The witness Hitchcock testified that he saw deceased a very short time subsequent to the shooting, and that the deceased said to him. "I am shot to kill." Even conceding this evidence to be inadmissible hearsay, still no prejudicial error was committed in refusing a motion to strike it from the record. For it was conceded that defendant fired the fatal shot, and certainly that is as far as the declaration of the wounded man went.
Declarations of the defendant were introduced in evidence. which tended to show an intimate friendship existing between him and the wife of deceased. This evidence was of a very vague and general character, but objections upon this ground go to its weight rather than to its admissibility. For the purpose of proving motive for the murder of a husband, meretricious relations existing between a defendant and the dead man's wife may be shown, and it is said in People v. Stout, 4 Park. C.C. 128: "Whatever fact tends legitimately and fairly, according to the ordinary operation of the human mind and the ordinary principle of human conduct, to show motive, may properly be given in evidence, in proof of any assumed motive for the commission of crime. If the prisoner and Mrs. Littles had not been brother and sister, so that they could not intermarry, no doubt, I think, would have existed on the point. In such case I think it would have been quite apparent that a sufficient motive would have existed in the *595
case, and that it was proper to show a criminal intimacy between them. It would have been apparent in such case that they might have a motive to get rid of the husband, that they might more safely continue their criminal intercourse." (See, also, Piersonv. People,
Complaint is made that the court committed error in modifying a certain instruction bearing upon the law applicable to dying declarations. We have searched the large record in this case with great care, and find no dying declarations of the deceased to have been introduced before the jury. And for this reason the law given to the jury upon the point was merely abstract, and it is evident upon its face availed nothing either for or against the defendant.
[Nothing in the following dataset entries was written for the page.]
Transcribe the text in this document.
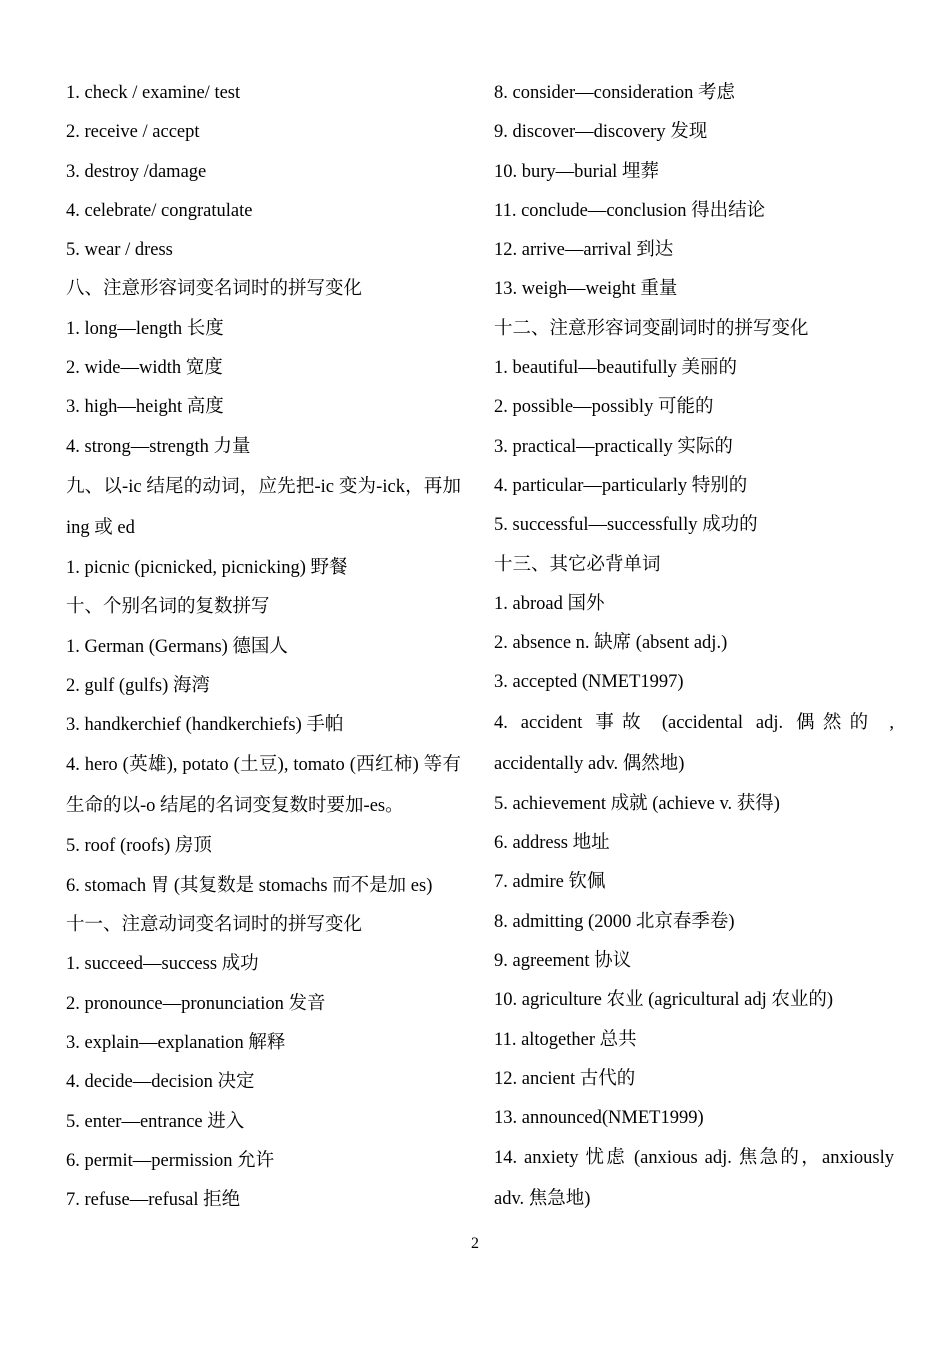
1. check / examine/ test
2. receive / accept
3. destroy /damage
4. celebrate/ congratulate
5. wear / dress
八、注意形容词变名词时的拼写变化
1. long—length 长度
2. wide—width 宽度
3. high—height 高度
4. strong—strength 力量
九、以-ic 结尾的动词，应先把-ic 变为-ick，再加 ing 或 ed
1. picnic (picnicked, picnicking) 野餐
十、个别名词的复数拼写
1. German (Germans) 德国人
2. gulf (gulfs) 海湾
3. handkerchief (handkerchiefs) 手帕
4. hero (英雄), potato (土豆), tomato (西红柿) 等有生命的以-o 结尾的名词变复数时要加-es。
5. roof (roofs) 房顶
6. stomach 胃 (其复数是 stomachs 而不是加 es)
十一、注意动词变名词时的拼写变化
1. succeed—success 成功
2. pronounce—pronunciation 发音
3. explain—explanation 解释
4. decide—decision 决定
5. enter—entrance 进入
6. permit—permission 允许
7. refuse—refusal 拒绝
8. consider—consideration 考虑
9. discover—discovery 发现
10. bury—burial 埋葬
11. conclude—conclusion 得出结论
12. arrive—arrival 到达
13. weigh—weight 重量
十二、注意形容词变副词时的拼写变化
1. beautiful—beautifully 美丽的
2. possible—possibly 可能的
3. practical—practically 实际的
4. particular—particularly 特别的
5. successful—successfully 成功的
十三、其它必背单词
1. abroad 国外
2. absence n. 缺席 (absent adj.)
3. accepted (NMET1997)
4. accident 事故 (accidental adj. 偶然的 , accidentally adv. 偶然地)
5. achievement 成就 (achieve v. 获得)
6. address 地址
7. admire 钦佩
8. admitting (2000 北京春季卷)
9. agreement 协议
10. agriculture 农业 (agricultural adj 农业的)
11. altogether 总共
12. ancient 古代的
13. announced(NMET1999)
14. anxiety 忧虑 (anxious adj. 焦急的，anxiously adv. 焦急地)
2
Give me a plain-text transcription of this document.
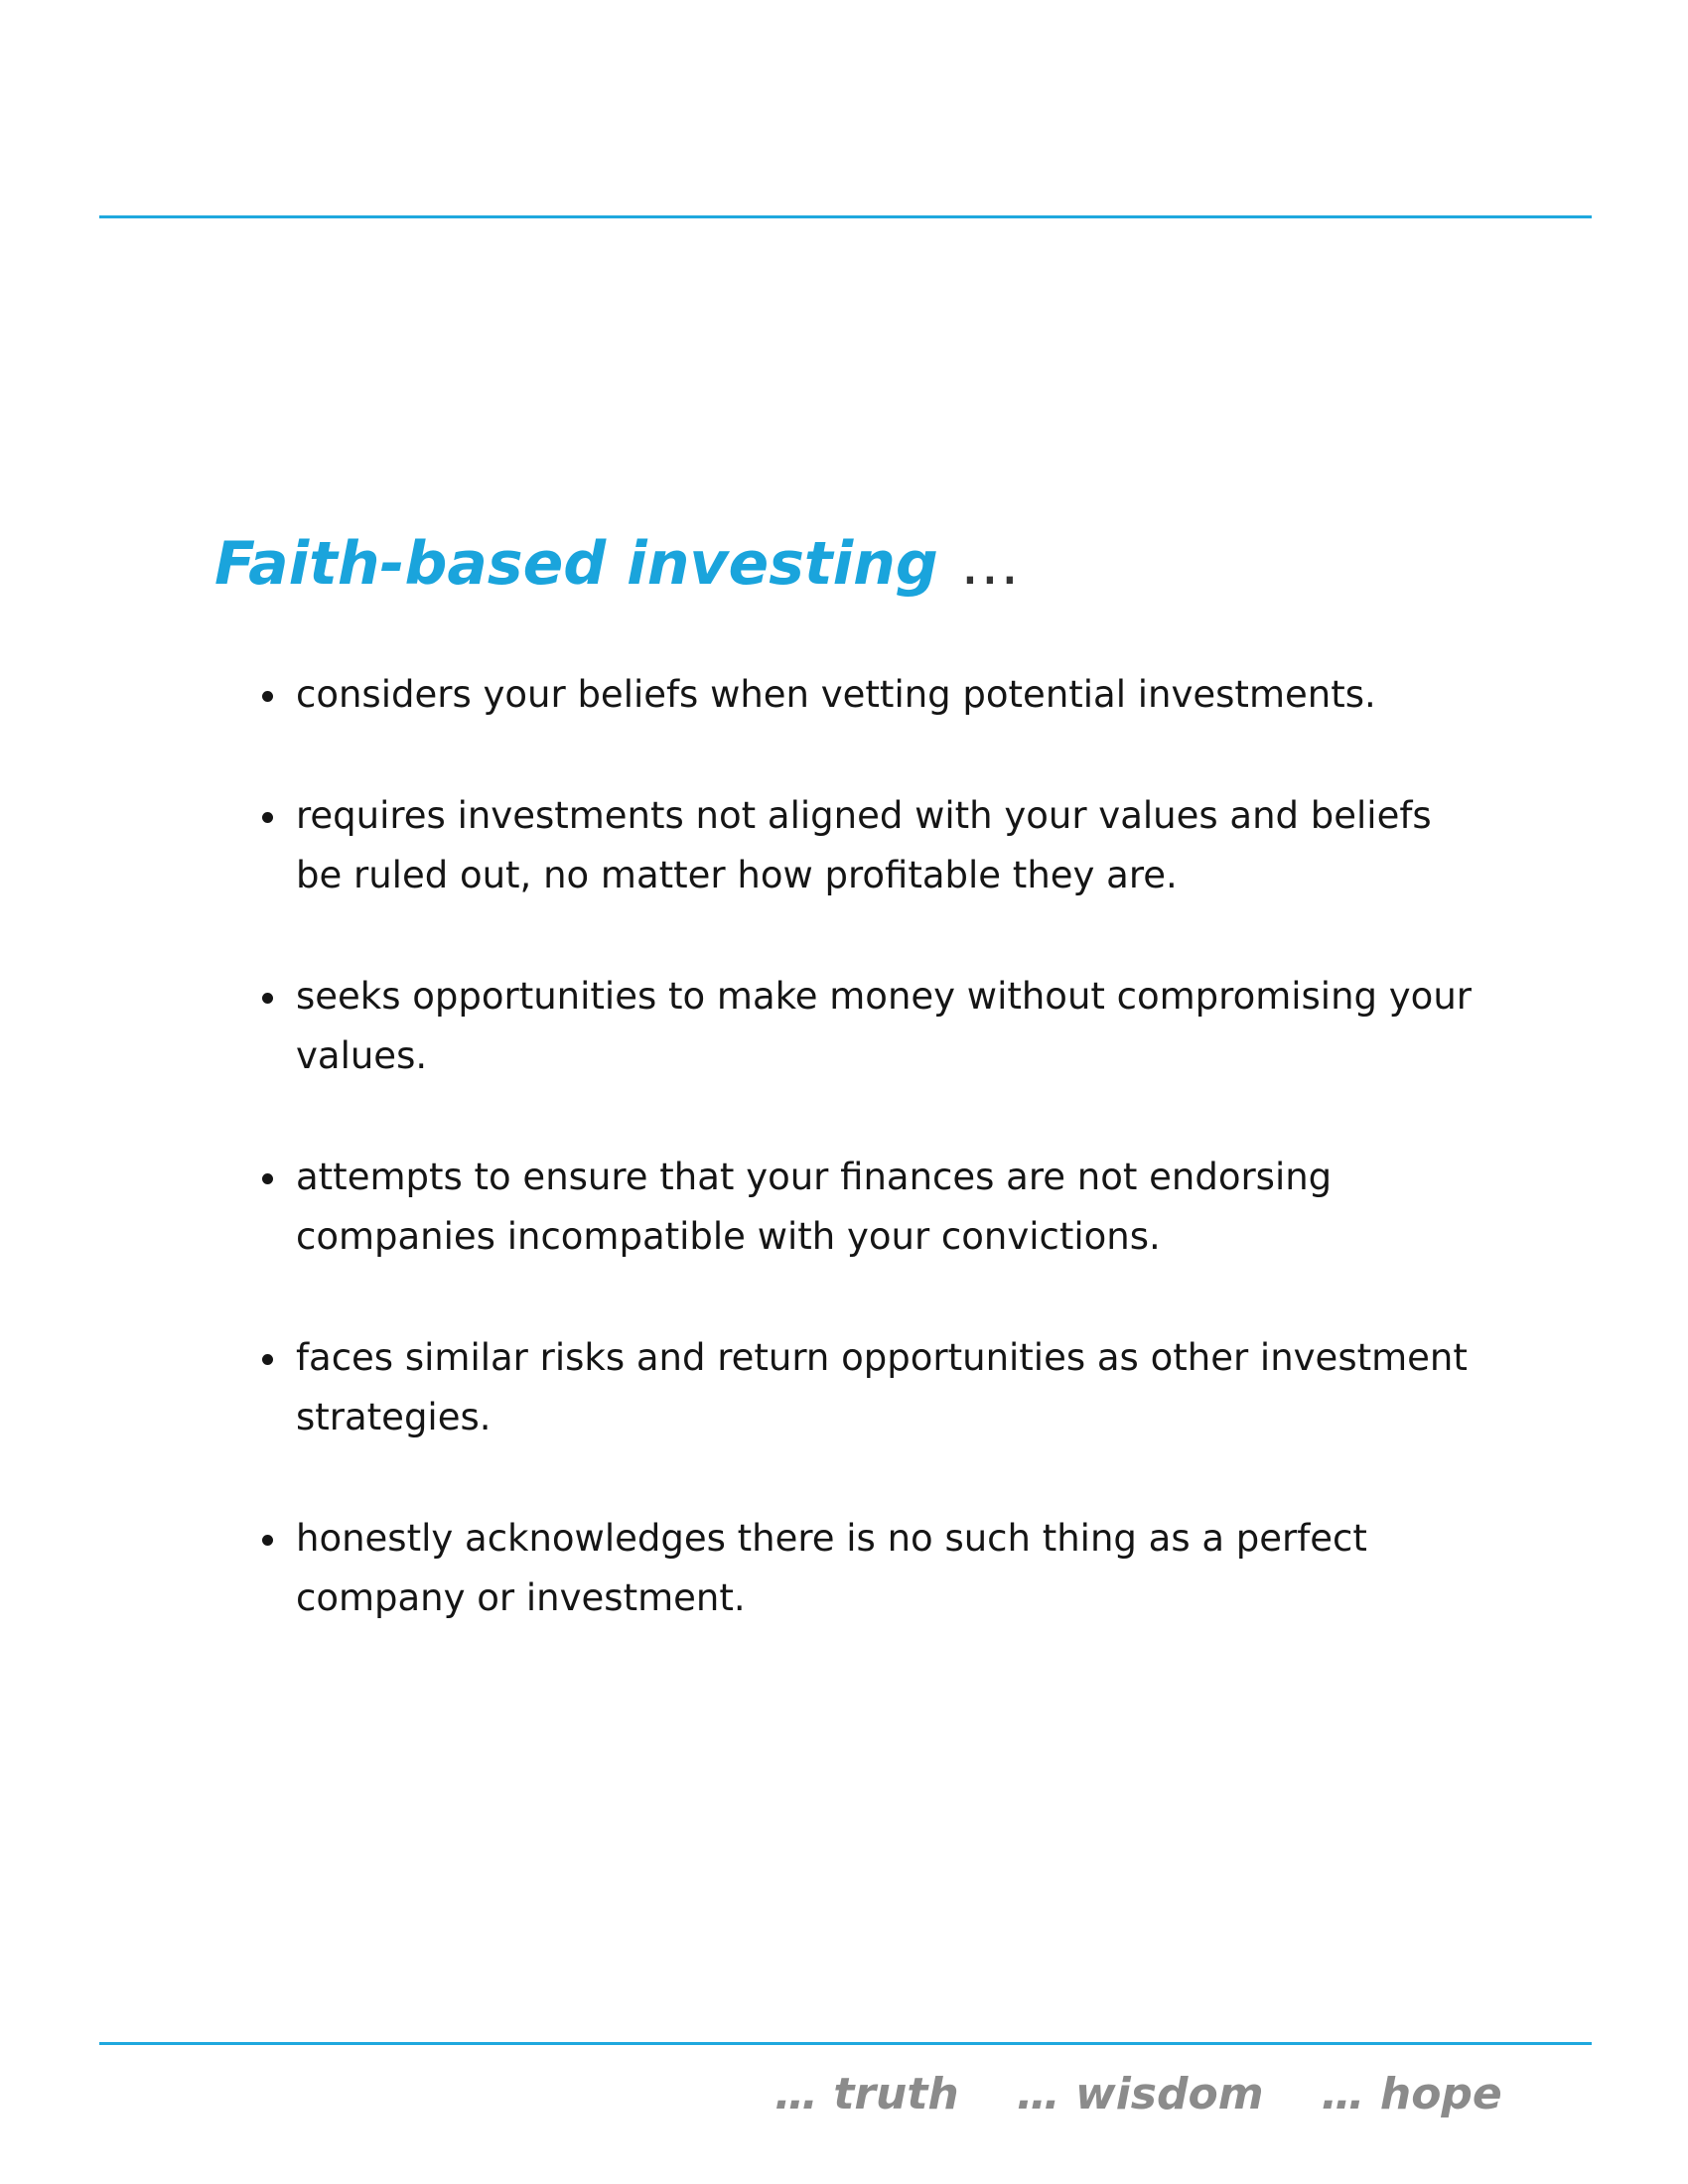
Faith-based investing …
considers your beliefs when vetting potential investments.
requires investments not aligned with your values and beliefs be ruled out, no matter how profitable they are.
seeks opportunities to make money without compromising your values.
attempts to ensure that your finances are not endorsing companies incompatible with your convictions.
faces similar risks and return opportunities as other investment strategies.
honestly acknowledges there is no such thing as a perfect company or investment.
… truth … wisdom … hope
There being no dying declarations of deceased introduced before the jury, the court was entirely justified in refusing to give the instruction asked bearing upon a written dying declaration claimed by defendant to have been in the possession of the prosecution, and which they refrained from introducing in evidence. No oral declaration of deceased being introduced in evidence, the principle sought to be invoked that, when weaker evidence is introduced by a party where stronger evidence is in his possession, the evidence introduced should be viewed with distrust, can have no possible application to the facts of this case. The charge of the court as a whole appears to be full and fair, and no substantial objection to it presents itself.
For the foregoing reasons the judgment and order are affirmed.
Van Dyke, J., Harrison, J., McFarland, J., Temple, J., and Henshaw, J., concurred.